Not that this is a very well thought out list, but I think my favorite "southern" films are Brewster McCloud, The Texas Chainsaw Massacre, O Brother, Where Art Thou?, Paris, Texas, Lone Star, Thieves Like Us, and Alamo Bay, all but two ('Brother' & 'Thieves', I think) of which are set in Texas.



Little Nicky


It's set in the south... the deep south!
__________________
One day you will ask me, what's more important...me or your life. I will answer my life and you will walk away not knowing that you are my life



Little Nicky


It's set in the south... the deep south!
Hehe Nice one OutBreak!!! You sure where thinking hehe...

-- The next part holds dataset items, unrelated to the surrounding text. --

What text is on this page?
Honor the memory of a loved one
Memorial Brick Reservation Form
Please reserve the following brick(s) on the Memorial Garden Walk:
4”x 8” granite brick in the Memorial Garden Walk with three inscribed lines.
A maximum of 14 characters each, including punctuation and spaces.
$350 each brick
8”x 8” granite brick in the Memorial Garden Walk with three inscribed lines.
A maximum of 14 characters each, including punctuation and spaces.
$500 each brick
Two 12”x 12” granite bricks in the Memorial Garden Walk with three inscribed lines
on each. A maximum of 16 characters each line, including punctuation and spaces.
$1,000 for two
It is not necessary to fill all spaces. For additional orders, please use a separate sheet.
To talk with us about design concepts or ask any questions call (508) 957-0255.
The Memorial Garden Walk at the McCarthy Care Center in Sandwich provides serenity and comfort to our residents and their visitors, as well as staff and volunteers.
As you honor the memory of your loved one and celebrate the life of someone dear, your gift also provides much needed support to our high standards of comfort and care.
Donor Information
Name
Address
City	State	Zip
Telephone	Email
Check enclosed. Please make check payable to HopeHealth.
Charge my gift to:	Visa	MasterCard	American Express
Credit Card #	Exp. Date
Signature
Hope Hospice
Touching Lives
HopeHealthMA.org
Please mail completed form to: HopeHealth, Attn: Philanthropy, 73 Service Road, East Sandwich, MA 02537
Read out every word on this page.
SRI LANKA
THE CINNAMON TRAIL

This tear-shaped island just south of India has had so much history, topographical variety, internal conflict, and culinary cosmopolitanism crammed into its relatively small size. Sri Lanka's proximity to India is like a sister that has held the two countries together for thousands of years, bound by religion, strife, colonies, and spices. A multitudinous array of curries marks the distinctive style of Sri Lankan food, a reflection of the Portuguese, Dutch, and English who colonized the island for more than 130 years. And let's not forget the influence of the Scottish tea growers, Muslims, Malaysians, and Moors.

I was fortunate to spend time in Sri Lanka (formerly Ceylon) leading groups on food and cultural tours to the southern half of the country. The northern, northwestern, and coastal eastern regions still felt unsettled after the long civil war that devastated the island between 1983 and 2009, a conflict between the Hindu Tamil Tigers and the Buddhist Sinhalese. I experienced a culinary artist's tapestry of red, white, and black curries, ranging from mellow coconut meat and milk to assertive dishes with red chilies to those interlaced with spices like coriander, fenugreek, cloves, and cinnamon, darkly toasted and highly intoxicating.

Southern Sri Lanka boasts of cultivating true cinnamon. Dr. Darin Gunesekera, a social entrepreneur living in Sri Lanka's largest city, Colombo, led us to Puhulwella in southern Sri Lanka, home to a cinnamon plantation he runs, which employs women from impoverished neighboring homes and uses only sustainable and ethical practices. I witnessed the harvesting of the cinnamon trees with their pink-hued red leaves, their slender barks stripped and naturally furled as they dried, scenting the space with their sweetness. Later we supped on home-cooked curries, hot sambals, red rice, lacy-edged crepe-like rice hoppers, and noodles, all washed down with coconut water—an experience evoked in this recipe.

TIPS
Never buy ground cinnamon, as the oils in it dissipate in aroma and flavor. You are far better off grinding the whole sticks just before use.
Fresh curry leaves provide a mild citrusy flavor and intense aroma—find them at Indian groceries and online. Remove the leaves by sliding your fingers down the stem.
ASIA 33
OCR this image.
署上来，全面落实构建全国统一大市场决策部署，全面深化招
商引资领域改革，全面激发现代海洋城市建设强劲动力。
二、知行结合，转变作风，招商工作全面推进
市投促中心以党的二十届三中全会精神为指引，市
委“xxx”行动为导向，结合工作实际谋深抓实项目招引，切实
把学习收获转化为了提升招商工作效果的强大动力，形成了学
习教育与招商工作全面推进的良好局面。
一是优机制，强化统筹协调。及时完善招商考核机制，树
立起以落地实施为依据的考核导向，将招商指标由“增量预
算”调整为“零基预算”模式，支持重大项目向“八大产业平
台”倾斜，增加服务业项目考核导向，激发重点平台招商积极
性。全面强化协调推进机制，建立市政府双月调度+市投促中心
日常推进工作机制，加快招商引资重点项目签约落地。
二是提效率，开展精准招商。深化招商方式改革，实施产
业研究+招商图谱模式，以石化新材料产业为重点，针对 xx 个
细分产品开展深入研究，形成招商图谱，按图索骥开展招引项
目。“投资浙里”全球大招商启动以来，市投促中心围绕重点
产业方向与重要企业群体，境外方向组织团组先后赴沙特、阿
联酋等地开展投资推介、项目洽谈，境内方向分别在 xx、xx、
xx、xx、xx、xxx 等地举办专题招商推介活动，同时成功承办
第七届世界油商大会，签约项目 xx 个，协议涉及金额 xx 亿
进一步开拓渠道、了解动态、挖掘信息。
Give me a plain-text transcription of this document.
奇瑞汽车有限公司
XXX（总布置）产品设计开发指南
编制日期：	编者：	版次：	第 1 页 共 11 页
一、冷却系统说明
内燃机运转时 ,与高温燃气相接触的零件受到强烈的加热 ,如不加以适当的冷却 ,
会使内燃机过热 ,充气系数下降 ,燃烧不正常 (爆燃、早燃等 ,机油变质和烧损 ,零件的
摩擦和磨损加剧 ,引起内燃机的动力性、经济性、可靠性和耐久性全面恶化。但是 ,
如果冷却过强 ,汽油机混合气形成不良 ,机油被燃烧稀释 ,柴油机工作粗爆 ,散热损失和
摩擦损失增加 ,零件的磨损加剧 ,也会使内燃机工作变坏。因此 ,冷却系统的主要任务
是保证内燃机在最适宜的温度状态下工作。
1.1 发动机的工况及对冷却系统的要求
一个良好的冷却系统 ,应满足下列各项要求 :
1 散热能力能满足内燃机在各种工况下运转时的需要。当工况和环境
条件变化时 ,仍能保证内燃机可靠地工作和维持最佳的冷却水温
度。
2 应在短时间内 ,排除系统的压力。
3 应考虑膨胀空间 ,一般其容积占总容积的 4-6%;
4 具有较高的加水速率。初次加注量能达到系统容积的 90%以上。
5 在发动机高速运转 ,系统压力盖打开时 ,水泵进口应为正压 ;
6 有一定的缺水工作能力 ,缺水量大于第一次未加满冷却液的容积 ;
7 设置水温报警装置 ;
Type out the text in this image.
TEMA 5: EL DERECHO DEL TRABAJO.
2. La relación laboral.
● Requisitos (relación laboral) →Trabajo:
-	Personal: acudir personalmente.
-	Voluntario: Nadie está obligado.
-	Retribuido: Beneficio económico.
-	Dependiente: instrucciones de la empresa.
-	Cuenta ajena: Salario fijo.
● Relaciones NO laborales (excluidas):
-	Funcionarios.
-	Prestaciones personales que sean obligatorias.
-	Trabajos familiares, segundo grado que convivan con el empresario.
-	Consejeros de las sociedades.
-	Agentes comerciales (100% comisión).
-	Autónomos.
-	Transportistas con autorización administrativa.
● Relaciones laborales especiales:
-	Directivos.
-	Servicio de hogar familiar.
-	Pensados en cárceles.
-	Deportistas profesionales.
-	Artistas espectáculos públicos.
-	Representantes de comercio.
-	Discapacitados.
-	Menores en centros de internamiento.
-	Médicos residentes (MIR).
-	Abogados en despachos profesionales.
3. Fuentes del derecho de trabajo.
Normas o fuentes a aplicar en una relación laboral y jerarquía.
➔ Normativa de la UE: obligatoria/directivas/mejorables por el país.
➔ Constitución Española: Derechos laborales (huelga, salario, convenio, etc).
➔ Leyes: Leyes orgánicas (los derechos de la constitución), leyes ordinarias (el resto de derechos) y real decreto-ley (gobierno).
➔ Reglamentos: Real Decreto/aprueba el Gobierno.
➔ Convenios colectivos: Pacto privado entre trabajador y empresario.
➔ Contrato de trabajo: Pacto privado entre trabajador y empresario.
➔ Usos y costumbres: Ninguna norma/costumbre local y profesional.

Hello Salem, my name's Winifred. What's yours
Im from england but i love anything to do with the South. I LURVE steel magnolias, i love the accents everything about it ps huge dolly parton fan

Song Of The South is also a forgotten favourite of mine
__________________



Im from england but i love anything to do with the South. I LURVE steel magnolias, i love the accents everything about it ps huge dolly parton fan

Song Of The South is also a forgotten favourite of mine
Song of the South is a good choice. Saw it when I was a kid and then again as a teenager when I accompanied the lady next door, her young daughter and my youngest brother to a later rerelease. Leaving the theather, I was commenting on how enjoyable that film is, especially the Disney cartoons, after all those years. "Yes," said the neighbor lady, "and wasn't it wonderful how they trained those birds and butterflys to fly around Uncle Remus' head!"

I thought she was joking at first, but she was as serious as a heart attack! I've always wondered what she would have thought of Who Framed Roger Rabbit?"



Little Nicky


It's set in the south... the deep south!
Naw, the weather wasn't hot enough for the Gulf Coast.